Topic Comparisons Between Months
Now that we have our March Tweets analyzed we need to run the same analysis for December. Open up a new TopEx instance in your browser, and run the same analysis with the similar settings on the December Tweets, and change the number of clusters to 8 this time. You should end up with a scatter plot with 8 clusters:
Notice the number of clusters is reduced from 15 to 8. This is because in December there were fewer main focal points of discussion. Explore the data and try to identify which cluster of Tweets discuss the following:
- New cases/death toll
- Vaccinations
- New UK variant
- Covid-19 Stimulus Bill
In comparing these topics to those from March it is easy to quickly identify how the main topics have shifted over the course of the pandemic.
Downloading Data
Now that we have analyzed our Tweets we will want to save this data for future analysis. TopEx has multiple ways to export data on the Import/Export tab that are described below:
- Export Clustering (.topex): The .topex file allows you to export the current TopEx settings and data view. You can export then import this file back into TopEx at a later data and have re-clustering functionality as well as data export capabilities.
- Export Sentences (.tsv): This option just exports a list of all the sentences that were analyzed.
- Export Row-Level Results (.txt): This is the most useful file for further analysis of TopEx results. This option downloads a pipe-delimited text file that can be uploaded into programs like Excel. Data includes the raw text, assigned cluster, chosen phrase, topic key words for each sentence that was processed, and document name.
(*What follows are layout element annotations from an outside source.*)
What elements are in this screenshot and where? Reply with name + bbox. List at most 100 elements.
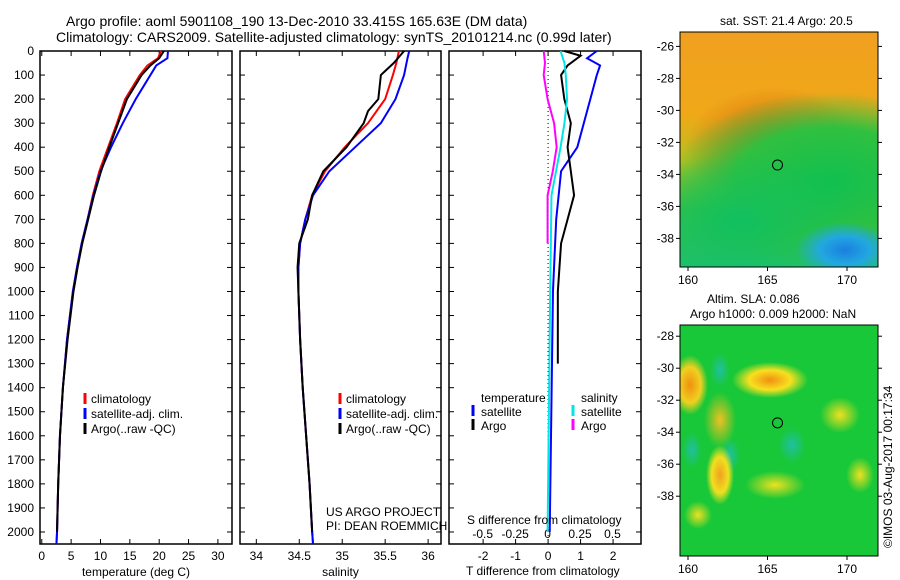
legend-label: satellite-adj. clim. xyxy=(346,407,438,421)
lat-tick-label: -26 xyxy=(657,39,675,53)
y-tick-label: 1500 xyxy=(7,405,34,419)
s-tick-label: -0.25 xyxy=(501,527,529,541)
lat-tick-label: -34 xyxy=(657,167,675,181)
title-line-1: Argo profile: aoml 5901108_190 13-Dec-20… xyxy=(66,13,528,29)
lat-tick-label: -36 xyxy=(657,457,675,471)
y-tick-label: 100 xyxy=(14,68,34,82)
sal-legend-satellite: satellite xyxy=(581,405,622,419)
x-tick-label: 25 xyxy=(182,549,196,563)
y-tick-label: 1100 xyxy=(8,309,34,323)
x-tick-label: 2 xyxy=(610,549,617,563)
y-tick-label: 2000 xyxy=(7,525,34,539)
y-tick-label: 700 xyxy=(14,212,34,226)
x-tick-label: 0 xyxy=(545,549,552,563)
y-tick-label: 200 xyxy=(14,92,34,106)
lon-tick-label: 165 xyxy=(757,273,777,287)
x-tick-label: 15 xyxy=(123,549,137,563)
y-tick-label: 400 xyxy=(14,140,34,154)
x-tick-label: 35 xyxy=(336,549,350,563)
lon-tick-label: 170 xyxy=(837,273,857,287)
lon-tick-label: 160 xyxy=(678,562,698,576)
x-tick-label: 10 xyxy=(94,549,108,563)
y-tick-label: 0 xyxy=(27,44,34,58)
salinity-frame xyxy=(239,50,442,545)
x-tick-label: 34 xyxy=(250,549,264,563)
y-tick-label: 1800 xyxy=(7,477,34,491)
s-tick-label: 0.5 xyxy=(604,527,621,541)
legend-label: climatology xyxy=(346,392,406,406)
lat-tick-label: -34 xyxy=(657,425,675,439)
lat-tick-label: -32 xyxy=(657,393,675,407)
x-tick-label: 5 xyxy=(68,549,75,563)
sal-legend-argo: Argo xyxy=(581,419,607,433)
sal-legend-title: salinity xyxy=(581,391,618,405)
sla-map-title-2: Argo h1000: 0.009 h2000: NaN xyxy=(690,307,857,321)
lat-tick-label: -36 xyxy=(657,199,675,213)
sla-map-title-1: Altim. SLA: 0.086 xyxy=(707,292,800,306)
copyright: ©IMOS 03-Aug-2017 00:17:34 xyxy=(881,385,895,548)
s-tick-label: 0 xyxy=(544,527,551,541)
x-tick-label: 20 xyxy=(153,549,167,563)
lat-tick-label: -38 xyxy=(657,489,675,503)
s-tick-label: 0.25 xyxy=(568,527,592,541)
lon-tick-label: 165 xyxy=(757,562,777,576)
x-tick-label: 36 xyxy=(421,549,435,563)
lat-tick-label: -30 xyxy=(657,361,675,375)
x-tick-label: -2 xyxy=(478,549,489,563)
lon-tick-label: 160 xyxy=(678,273,698,287)
legend-label: satellite-adj. clim. xyxy=(91,407,183,421)
lon-tick-label: 170 xyxy=(837,562,857,576)
y-tick-label: 1600 xyxy=(7,429,34,443)
temperature-xlabel: temperature (deg C) xyxy=(82,565,190,579)
x-tick-label: 35.5 xyxy=(373,549,397,563)
y-tick-label: 1300 xyxy=(7,357,34,371)
x-tick-label: 30 xyxy=(211,549,225,563)
lat-tick-label: -28 xyxy=(657,329,675,343)
sla-map xyxy=(680,325,878,556)
s-diff-label: S difference from climatology xyxy=(467,513,622,527)
y-tick-label: 1400 xyxy=(7,381,34,395)
temp-legend-title: temperature xyxy=(481,391,546,405)
y-tick-label: 300 xyxy=(14,116,34,130)
t-diff-label: T difference from climatology xyxy=(466,564,620,578)
temp-legend-satellite: satellite xyxy=(481,405,522,419)
y-tick-label: 1700 xyxy=(7,453,34,467)
lat-tick-label: -38 xyxy=(657,231,675,245)
lat-tick-label: -30 xyxy=(657,103,675,117)
salinity-xlabel: salinity xyxy=(322,565,359,579)
salinity-series-climatology xyxy=(297,50,400,545)
difference-series-t-argo xyxy=(556,50,583,364)
legend-label: climatology xyxy=(91,392,151,406)
salinity-annotation-1: US ARGO PROJECT xyxy=(326,505,441,519)
salinity-series-argo-raw-qc- xyxy=(296,50,405,533)
temperature-series-satellite-adj-clim- xyxy=(55,50,169,545)
y-tick-label: 1000 xyxy=(7,284,34,298)
difference-frame xyxy=(448,50,642,545)
lat-tick-label: -28 xyxy=(657,71,675,85)
y-tick-label: 600 xyxy=(14,188,34,202)
legend-label: Argo(..raw -QC) xyxy=(91,422,176,436)
x-tick-label: -1 xyxy=(510,549,521,563)
sst-map xyxy=(680,32,878,267)
salinity-series-satellite-adj-clim- xyxy=(297,50,411,545)
temperature-frame xyxy=(39,50,233,545)
difference-series-s-argo xyxy=(542,50,558,244)
y-tick-label: 900 xyxy=(14,260,34,274)
x-tick-label: 0 xyxy=(38,549,45,563)
y-tick-label: 1200 xyxy=(7,333,34,347)
x-tick-label: 34.5 xyxy=(288,549,312,563)
temp-legend-argo: Argo xyxy=(481,419,507,433)
x-tick-label: 1 xyxy=(577,549,584,563)
temperature-series-argo-raw-qc- xyxy=(56,50,165,532)
salinity-annotation-2: PI: DEAN ROEMMICH xyxy=(326,519,448,533)
difference-series-s-satellite xyxy=(546,50,569,532)
title-line-2: Climatology: CARS2009. Satellite-adjuste… xyxy=(56,29,612,45)
y-tick-label: 800 xyxy=(14,236,34,250)
s-tick-label: -0.5 xyxy=(472,527,493,541)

Sentence clusters can be analyzed in detail using this output option.
- Export Scatterplot Data (.txt): This option exports a delimited text file with the coordinates and cluster assignment for each sentence so you can re-create the scatterplot in external tools like R for publications.
- Export Word Cloud Data (.txt): This is similar to the scatterplot file where the raw word frequencies are saved in a delimited file so that word clouds can be generated in external tools for publication.
Finally, on each of the visualization screens you can export a low resolution snapshot of the scatterplot or word clouds for documentation purposes.
Parameter Exploration
This tutorial didn’t explore all the parameters that you have the ability to change. For example, the “Window Size” parameter affects the sentence representations by using more or fewer words to represent a sentence. As Tweets are generally shorter that normal sentences you could try to adjust this parameter down to get more Tweets in your analysis (TopEx ignores sentences that are too short to meet the minimum phrase length). Now that you have a general understanding of how TopEx works, play with some of these parameters to see if they are helpful in analyzing these Tweets.